Stiglitz würde dem deutschen Finanzminister Wolfgang Schäuble (CDU) gerne sein neues Buch "Europa spart sich kaputt: Warum die Krisenpolitik gescheitert ist und der Euro einen Neustart braucht" schenken, sagte Stiglitz. "Aber ich bin sicher, dass mein Buch ihn nicht überzeugen wird."

Die rechte Ideologie

Die Retourkutsche Kerns auf die ÖVP-Kritik an seinen Reformvorschlägen zur EU-Wirtschaftspolitik ließ nicht lange auf sich warten. Sie sei "Ausdruck einer bestimmten rechten Ideologie", sagte Kern am Mittwoch im Ö1-Mittagsjournal. Sich selbst sieht er auf einer Linie mit EU-Kommissionspräsident Juncker.

Kern verwies darauf, dass Juncker am heutigen Mittwoch in seiner Rede zur Lage der Europäischen Union eine Verdoppelung des EU-Investitionsfonds gefordert habe, um Beschäftigung anzuregen. "Das ist das, was ich auch möchte. Der Herr Juncker ist ja bekanntlich Mitglied der Europäischen Volkspartei und nicht der Sozialdemokraten."

Der trotzige Juncker

Stellung nahm EU-Kommissionspräsident Juncker auch zum bevorstehenden Austritt Großbritanniens aus der Union. Vor dem Brexit selbst fürchtet sich Juncker nicht, eine gewisse Trotzigkeit war dem EU-Präsident aber anzumerken: Die Briten sollen möglichst schnell den Austritt einreichen und den dafür notwendigen Artikel 50 aktivieren, sagte er.

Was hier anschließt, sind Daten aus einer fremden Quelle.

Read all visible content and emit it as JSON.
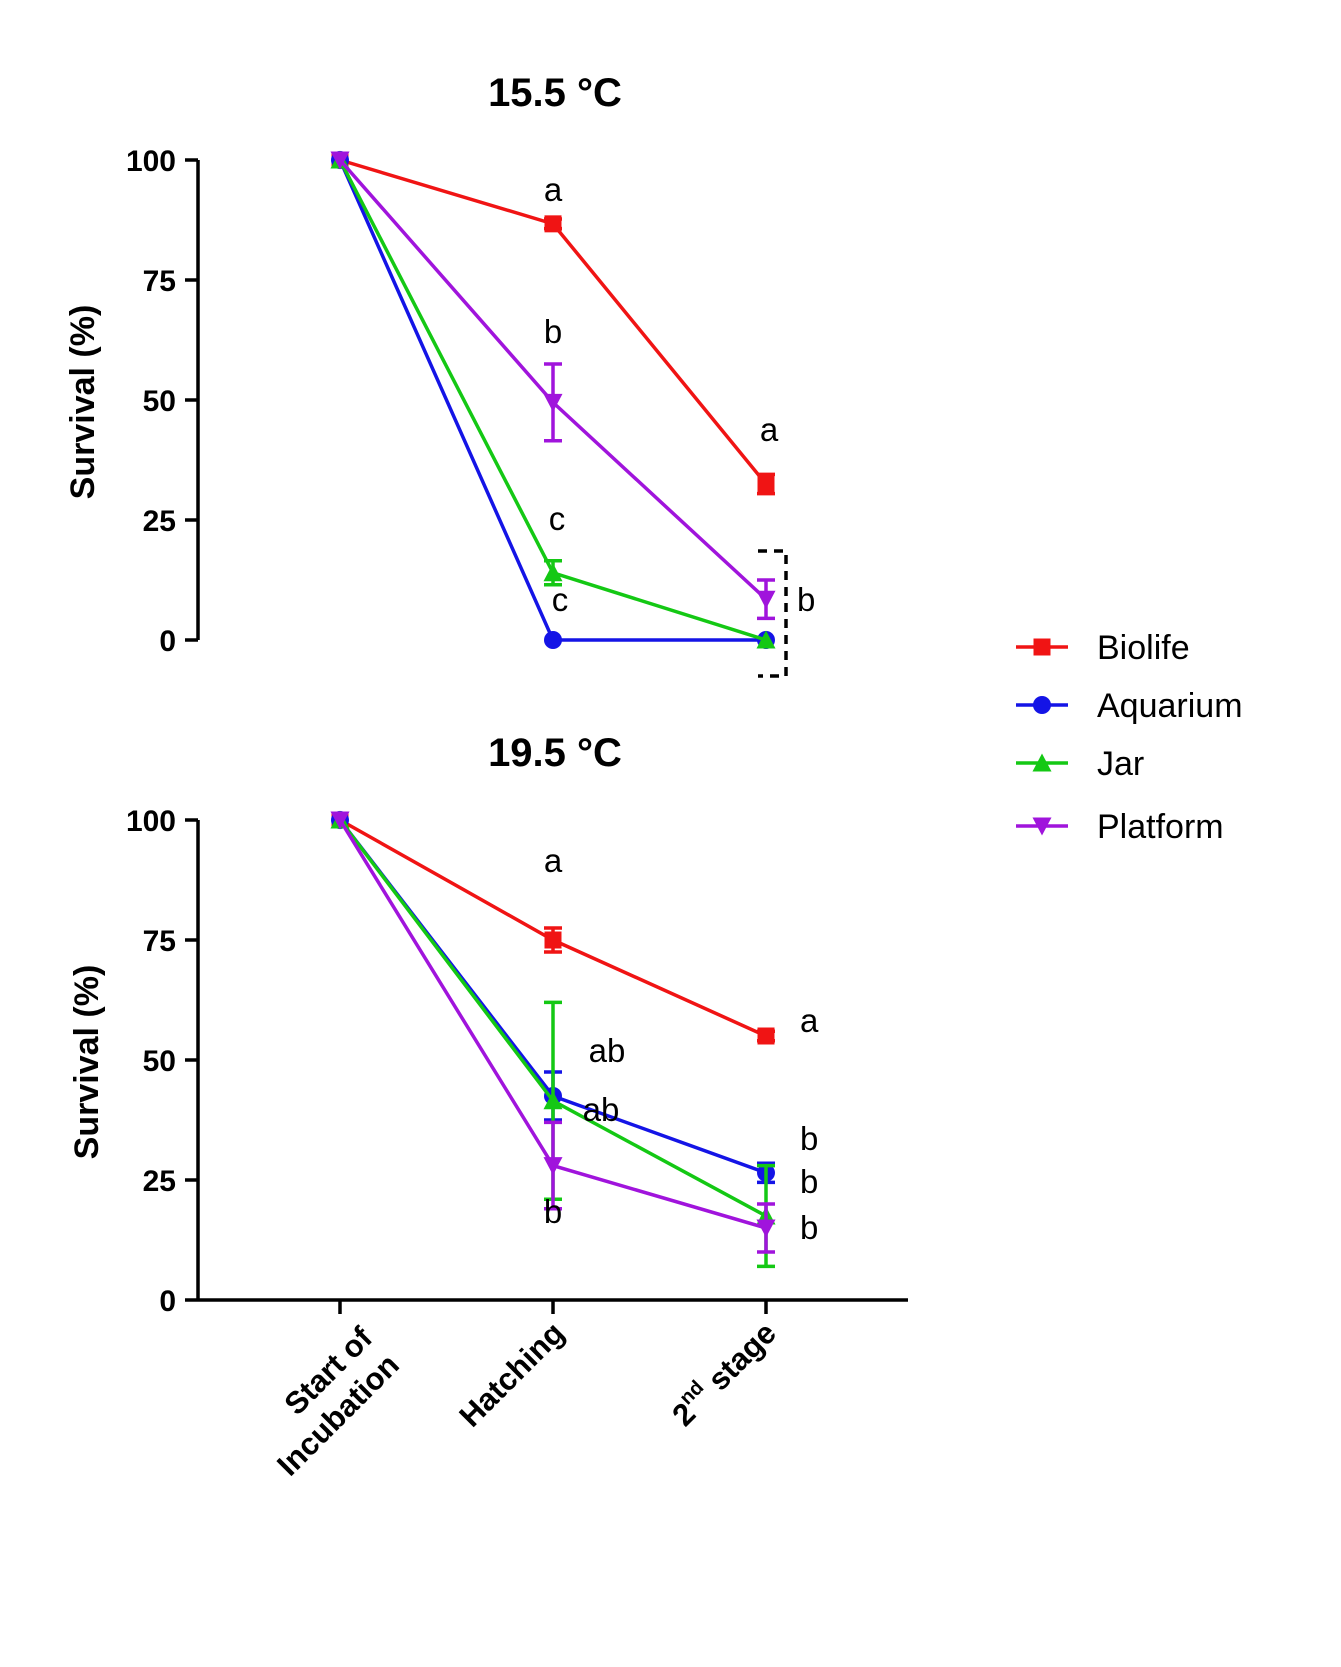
{
  "chart_data": [
    {
      "type": "line",
      "title": "15.5 °C",
      "ylabel": "Survival (%)",
      "xlabel": "",
      "ylim": [
        0,
        100
      ],
      "yticks": [
        "0",
        "25",
        "50",
        "75",
        "100"
      ],
      "categories": [
        "Start of Incubation",
        "Hatching",
        "2nd stage"
      ],
      "series": [
        {
          "name": "Biolife",
          "values": [
            100,
            86.7,
            32.5
          ],
          "errors": [
            0,
            1,
            2
          ]
        },
        {
          "name": "Aquarium",
          "values": [
            100,
            0,
            0
          ],
          "errors": [
            0,
            0,
            0
          ]
        },
        {
          "name": "Jar",
          "values": [
            100,
            14,
            0
          ],
          "errors": [
            0,
            2.5,
            0
          ]
        },
        {
          "name": "Platform",
          "values": [
            100,
            49.5,
            8.5
          ],
          "errors": [
            0,
            8,
            4
          ]
        }
      ],
      "annotations": [
        "a",
        "b",
        "c",
        "c",
        "a",
        "b"
      ]
    },
    {
      "type": "line",
      "title": "19.5 °C",
      "ylabel": "Survival (%)",
      "xlabel": "",
      "ylim": [
        0,
        100
      ],
      "yticks": [
        "0",
        "25",
        "50",
        "75",
        "100"
      ],
      "categories": [
        "Start of Incubation",
        "Hatching",
        "2nd stage"
      ],
      "series": [
        {
          "name": "Biolife",
          "values": [
            100,
            75,
            55
          ],
          "errors": [
            0,
            2.5,
            1
          ]
        },
        {
          "name": "Aquarium",
          "values": [
            100,
            42.5,
            26.5
          ],
          "errors": [
            0,
            5,
            2
          ]
        },
        {
          "name": "Jar",
          "values": [
            100,
            41.5,
            17.5
          ],
          "errors": [
            0,
            20.5,
            10.5
          ]
        },
        {
          "name": "Platform",
          "values": [
            100,
            28,
            15
          ],
          "errors": [
            0,
            9,
            5
          ]
        }
      ],
      "annotations": [
        "a",
        "ab",
        "ab",
        "b",
        "a",
        "b",
        "b",
        "b"
      ]
    }
  ],
  "x_tick_labels": {
    "start_line1": "Start of",
    "start_line2": "Incubation",
    "hatching": "Hatching",
    "stage_num": "2",
    "stage_sup": "nd",
    "stage_word": " stage"
  },
  "legend": [
    {
      "name": "Biolife",
      "color": "#f01414",
      "marker": "square"
    },
    {
      "name": "Aquarium",
      "color": "#1414e6",
      "marker": "circle"
    },
    {
      "name": "Jar",
      "color": "#14c814",
      "marker": "triangle-up"
    },
    {
      "name": "Platform",
      "color": "#a014dc",
      "marker": "triangle-down"
    }
  ]
}
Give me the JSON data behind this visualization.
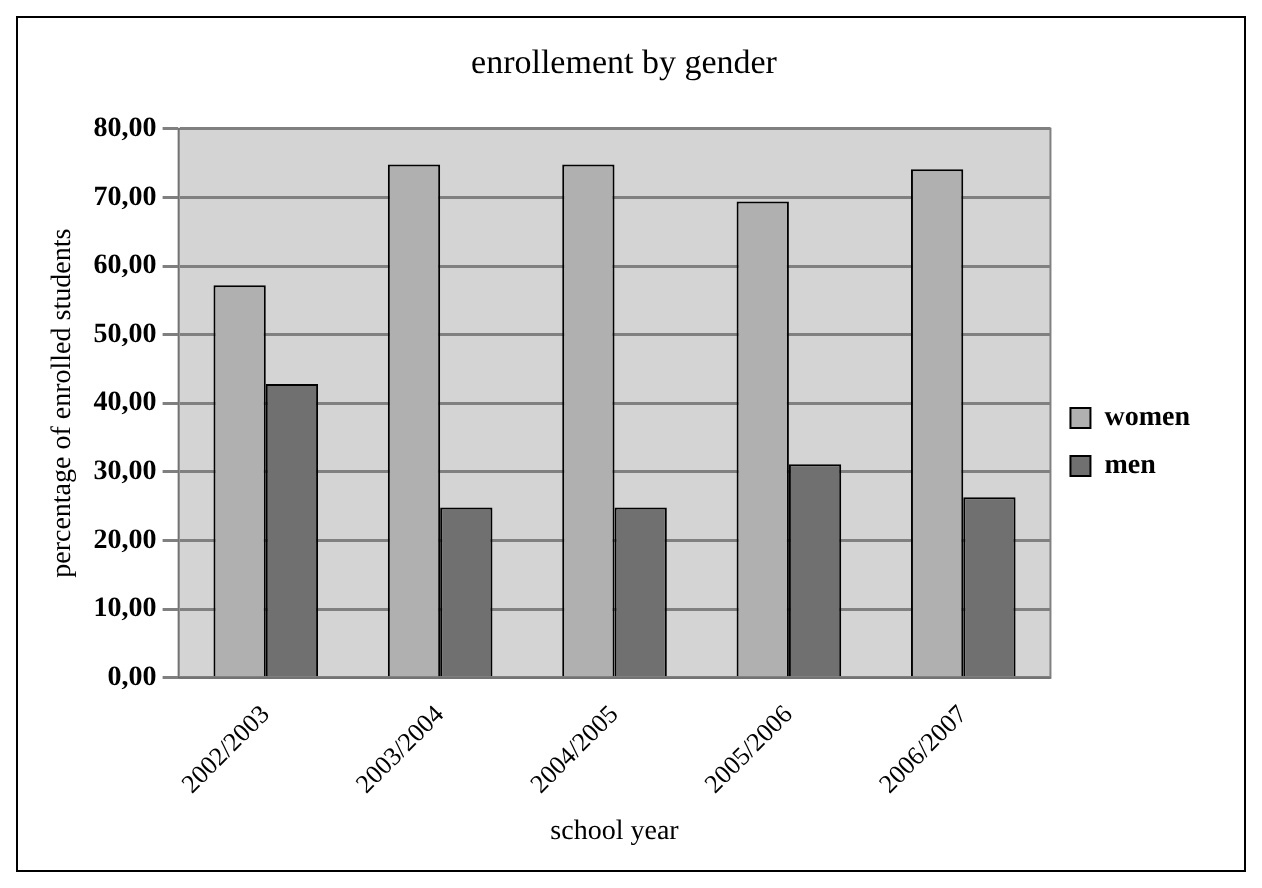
{
  "chart_data": {
    "type": "bar",
    "title": "enrollement by gender",
    "xlabel": "school year",
    "ylabel": "percentage of enrolled students",
    "categories": [
      "2002/2003",
      "2003/2004",
      "2004/2005",
      "2005/2006",
      "2006/2007"
    ],
    "series": [
      {
        "name": "women",
        "color": "#b0b0b0",
        "values": [
          57.2,
          74.8,
          74.8,
          69.4,
          74.1
        ]
      },
      {
        "name": "men",
        "color": "#707070",
        "values": [
          42.8,
          24.8,
          24.8,
          31.1,
          26.3
        ]
      }
    ],
    "ylim": [
      0,
      80
    ],
    "yticks": [
      {
        "value": 0,
        "label": "0,00"
      },
      {
        "value": 10,
        "label": "10,00"
      },
      {
        "value": 20,
        "label": "20,00"
      },
      {
        "value": 30,
        "label": "30,00"
      },
      {
        "value": 40,
        "label": "40,00"
      },
      {
        "value": 50,
        "label": "50,00"
      },
      {
        "value": 60,
        "label": "60,00"
      },
      {
        "value": 70,
        "label": "70,00"
      },
      {
        "value": 80,
        "label": "80,00"
      }
    ],
    "grid": "y",
    "legend": "right"
  }
}
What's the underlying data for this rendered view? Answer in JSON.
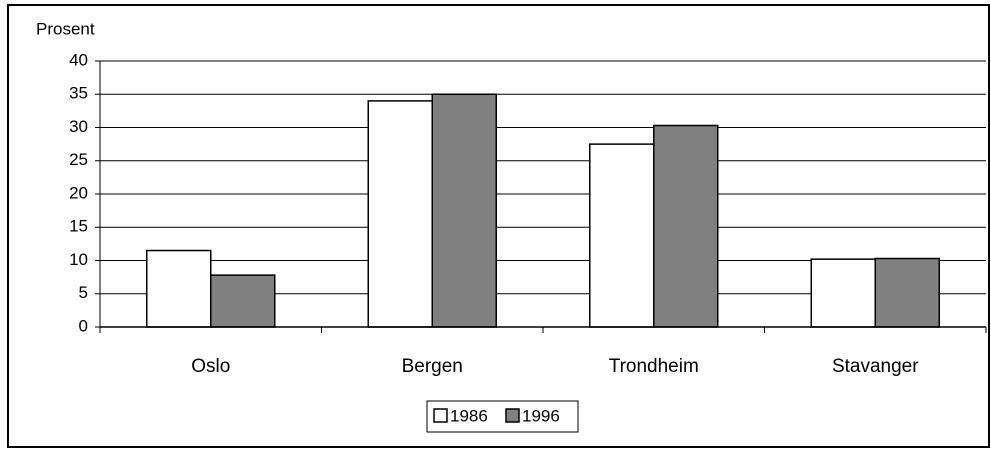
{
  "chart_data": {
    "type": "bar",
    "y_label": "Prosent",
    "categories": [
      "Oslo",
      "Bergen",
      "Trondheim",
      "Stavanger"
    ],
    "series": [
      {
        "name": "1986",
        "color": "#ffffff",
        "values": [
          11.5,
          34,
          27.5,
          10.2
        ]
      },
      {
        "name": "1996",
        "color": "#808080",
        "values": [
          7.8,
          35,
          30.3,
          10.3
        ]
      }
    ],
    "ylim": [
      0,
      40
    ],
    "yticks": [
      0,
      5,
      10,
      15,
      20,
      25,
      30,
      35,
      40
    ],
    "grid": true,
    "legend": "bottom"
  }
}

„Die nächsten zwölf Monate sind entscheidend, wenn wir unsere Union wieder zusammenführen wollen“, sagte Juncker. „Europa kann nur funktionieren, wenn wir alle nach Einheit und Gemeinsamkeit streben und das Gerangel um Kompetenzen und die Rivalitäten zwischen Institutionen hinter uns lassen. Nur dann ist Europa mehr als die Summe seiner Teile.“

Denjenigen, die glauben die EU entwickle sich zu einem Nationalstaat und würde die Wichtigkeit der einzelnen Länder gar beseitigen wollen, erteilte Juncker eine Absage. Der Kommissionspräsident nahm dabei konkret Stellung zu Forderungen einiger nationalkonservativer osteuropäischer Regierungen etwa in Polen und Ungarn, die eine teilweise Rückverlagerung von EU-Kompetenzen an die Staaten fordern. "Europa wird und darf nie zu einem Einheitsstaat werden", sagte Juncker. Die EU-Kommission sei auch kein "Zerstörer", sondern "Konstrukteur". Allerdings betonte er, dass er eine "politische" Kommission leite.

Fast untergegangen ist in der Rede von Juncker das Friedensprojekt Europa. Er verwies zwar auf 70 Jahre Frieden in Europa und die starke Rolle der EU in einer globalisierten Welt. Es darf jedoch daran gezweifelt werden, dass Juncker das Bild vermitteln konnte, dass die EU-Gemeinschaft auch weiterhin ein Hoffnungsschimmer für die EU-Bürger sein kann.